1.3 Observational studies
Observational studies (Fig. 1.2) are used to answer relational RQs. They are commonly used, and sometimes are the only possible study design that can be used. We discuss these further in this chapter.
Example 1.3 (Observational study) Consider again this RQ (Barrett et al. 2010):
Among Australian teens with a common cold, is the average duration of cold symptoms shorter for teens taking a daily dose of echinacea compared to teens taking no medication?
This would be a relational RQ if the researchers do not impose the echinacea (that is, the individuals make this decision themselves). For this RQ, the conditions would be taking echinacea, or not taking echinacea (Fig. 1.3).
Broadly speaking, three types of observational studies exist (Table 1.1):
- Retrospective: look into the past for the comparison;
- Prospective: look into the future for the outcome;
- Cross-sectional: obtain the outcome in the present.
These differ in when the Outcome and Comparison/Connection are observed.

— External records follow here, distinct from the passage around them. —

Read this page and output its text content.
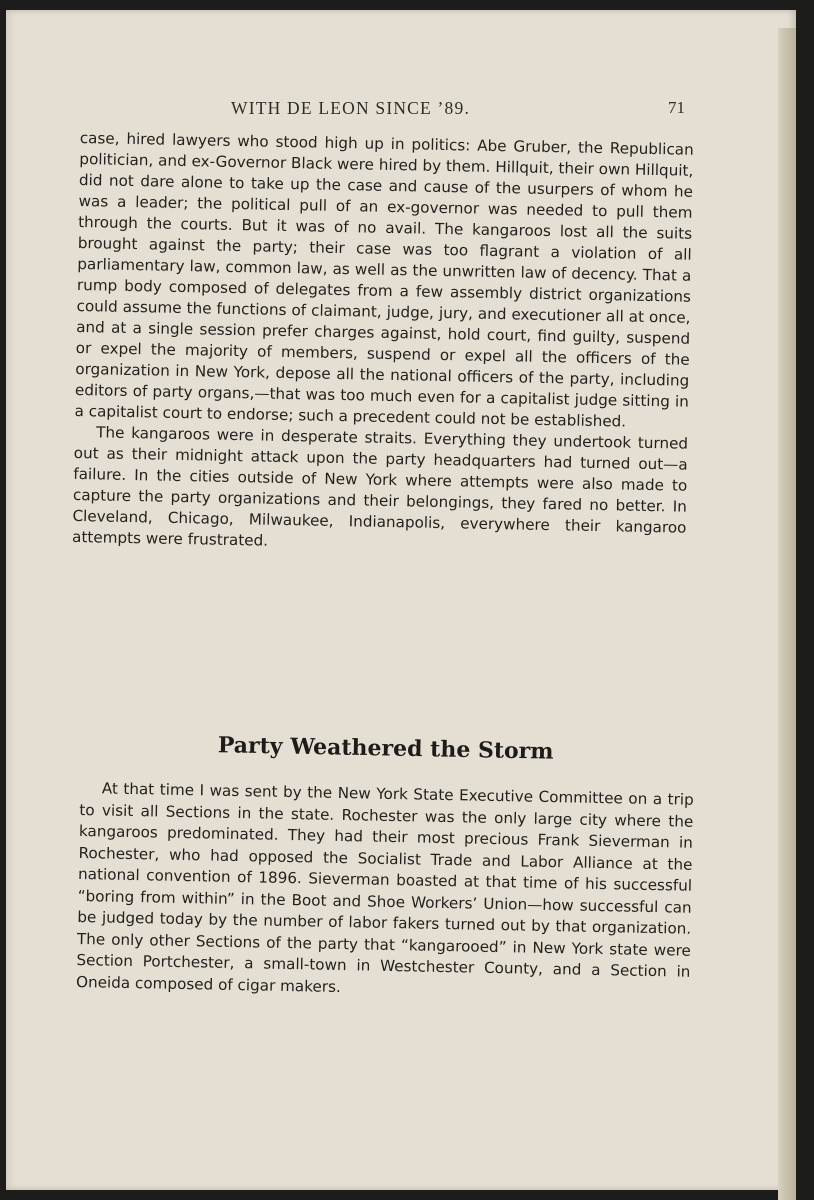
WITH DE LEON SINCE ’89.	71

case, hired lawyers who stood high up in politics: Abe Gruber, the Republican politician, and ex-Governor Black were hired by them. Hillquit, their own Hillquit, did not dare alone to take up the case and cause of the usurpers of whom he was a leader; the political pull of an ex-governor was needed to pull them through the courts. But it was of no avail. The kangaroos lost all the suits brought against the party; their case was too flagrant a violation of all parliamentary law, common law, as well as the unwritten law of decency. That a rump body composed of delegates from a few assembly district organizations could assume the functions of claimant, judge, jury, and executioner all at once, and at a single session prefer charges against, hold court, find guilty, suspend or expel the majority of members, suspend or expel all the officers of the organization in New York, depose all the national officers of the party, including editors of party organs,—that was too much even for a capitalist judge sitting in a capitalist court to endorse; such a precedent could not be established.

The kangaroos were in desperate straits. Everything they undertook turned out as their midnight attack upon the party headquarters had turned out—a failure. In the cities outside of New York where attempts were also made to capture the party organizations and their belongings, they fared no better. In Cleveland, Chicago, Milwaukee, Indianapolis, everywhere their kangaroo attempts were frustrated.

Party Weathered the Storm

At that time I was sent by the New York State Executive Committee on a trip to visit all Sections in the state. Rochester was the only large city where the kangaroos predominated. They had their most precious Frank Sieverman in Rochester, who had opposed the Socialist Trade and Labor Alliance at the national convention of 1896. Sieverman boasted at that time of his successful “boring from within” in the Boot and Shoe Workers’ Union—how successful can be judged today by the number of labor fakers turned out by that organization. The only other Sections of the party that “kangarooed” in New York state were Section Portchester, a small-town in Westchester County, and a Section in Oneida composed of cigar makers.
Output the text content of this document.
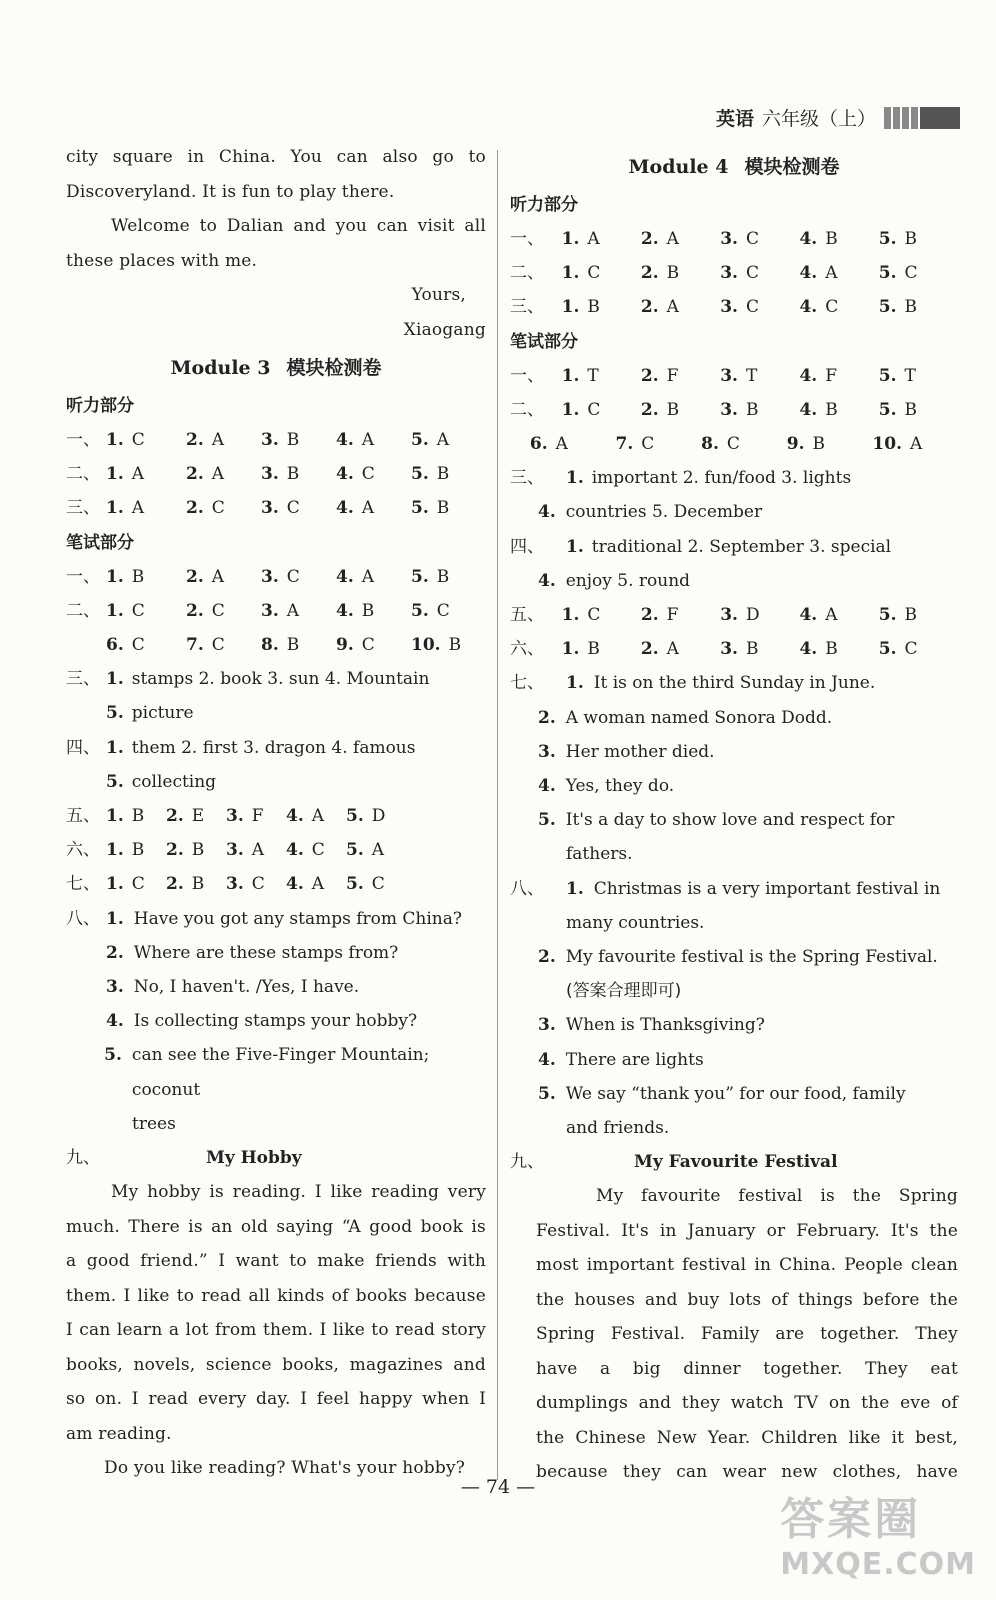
英语 六年级（上）
city square in China. You can also go to
Discoveryland. It is fun to play there.
Welcome to Dalian and you can visit all
these places with me.
Yours,
Xiaogang
Module 3 模块检测卷
听力部分
一、 1. C	2. A	3. B	4. A	5. A
二、 1. A	2. A	3. B	4. C	5. B
三、 1. A	2. C	3. C	4. A	5. B
笔试部分
一、 1. B	2. A	3. C	4. A	5. B
二、 1. C	2. C	3. A	4. B	5. C
6. C	7. C	8. B	9. C	10. B
三、 1. stamps 2. book 3. sun 4. Mountain
5. picture
四、 1. them 2. first 3. dragon 4. famous
5. collecting
五、 1. B	2. E	3. F	4. A	5. D
六、 1. B	2. B	3. A	4. C	5. A
七、 1. C	2. B	3. C	4. A	5. C
八、 1. Have you got any stamps from China?
2. Where are these stamps from?
3. No, I haven't. /Yes, I have.
4. Is collecting stamps your hobby?
5. can see the Five-Finger Mountain; coconut
trees
九、	My Hobby
My hobby is reading. I like reading very
much. There is an old saying “A good book is
a good friend.” I want to make friends with
them. I like to read all kinds of books because
I can learn a lot from them. I like to read story
books, novels, science books, magazines and
so on. I read every day. I feel happy when I
am reading.
Do you like reading? What's your hobby?
Module 4 模块检测卷
听力部分
一、	1. A	2. A	3. C	4. B	5. B
二、	1. C	2. B	3. C	4. A	5. C
三、	1. B	2. A	3. C	4. C	5. B
笔试部分
一、	1. T	2. F	3. T	4. F	5. T
二、	1. C	2. B	3. B	4. B	5. B
6. A	7. C	8. C	9. B	10. A
三、	1. important 2. fun/food 3. lights
4. countries 5. December
四、	1. traditional 2. September 3. special
4. enjoy 5. round
五、	1. C	2. F	3. D	4. A	5. B
六、	1. B	2. A	3. B	4. B	5. C
七、	1. It is on the third Sunday in June.
2. A woman named Sonora Dodd.
3. Her mother died.
4. Yes, they do.
5. It's a day to show love and respect for
fathers.
八、	1. Christmas is a very important festival in
many countries.
2. My favourite festival is the Spring Festival.
(答案合理即可)
3. When is Thanksgiving?
4. There are lights
5. We say “thank you” for our food, family
and friends.
九、	My Favourite Festival
My favourite festival is the Spring
Festival. It's in January or February. It's the
most important festival in China. People clean
the houses and buy lots of things before the
Spring Festival. Family are together. They
have a big dinner together. They eat
dumplings and they watch TV on the eve of
the Chinese New Year. Children like it best,
because they can wear new clothes, have
— 74 —
答案圈
MXQE.COM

Many specific types of observational studies exist (case-control studies; cohort studies; etc.), but we will not delve into these.
1.3.1 Retrospective studies
In retrospective studies, the Outcome (and response variable) is observed now, and the researchers look back to see what Comparison/Connection group (and explanatory variable) was in the past (e.g., case-control studies).
1.3.2 Prospective studies
In prospective studies, the Comparison/Connection (or explanatory variable) is determined now, and researchers look ahead to assess or measure the Outcome (or response) (e.g., Prospective cohort studies).
1.3.3 Cross-sectional studies
In cross-sectional studies, both the Outcome (response) and Comparison/Connection (explanatory variable) are gathered now.
Lemma 1.1 (Cross-sectional studies) In South Australia in 1988--1989, 25 cases of legionella infections (an unusually high number) were investigated (O’Connor et al. 2007). All 25 cases were gardeners, with hanging baskets of ferns.
Researchers compared 25 cases with legionella infections with 75 non-cases, matching on the basis of age (within 5 years), sex, post codes. The use of potting mix in the previous four weeks was associated with an increase in the risk of contracting illness of about 4.7 times.What type of observational study is this?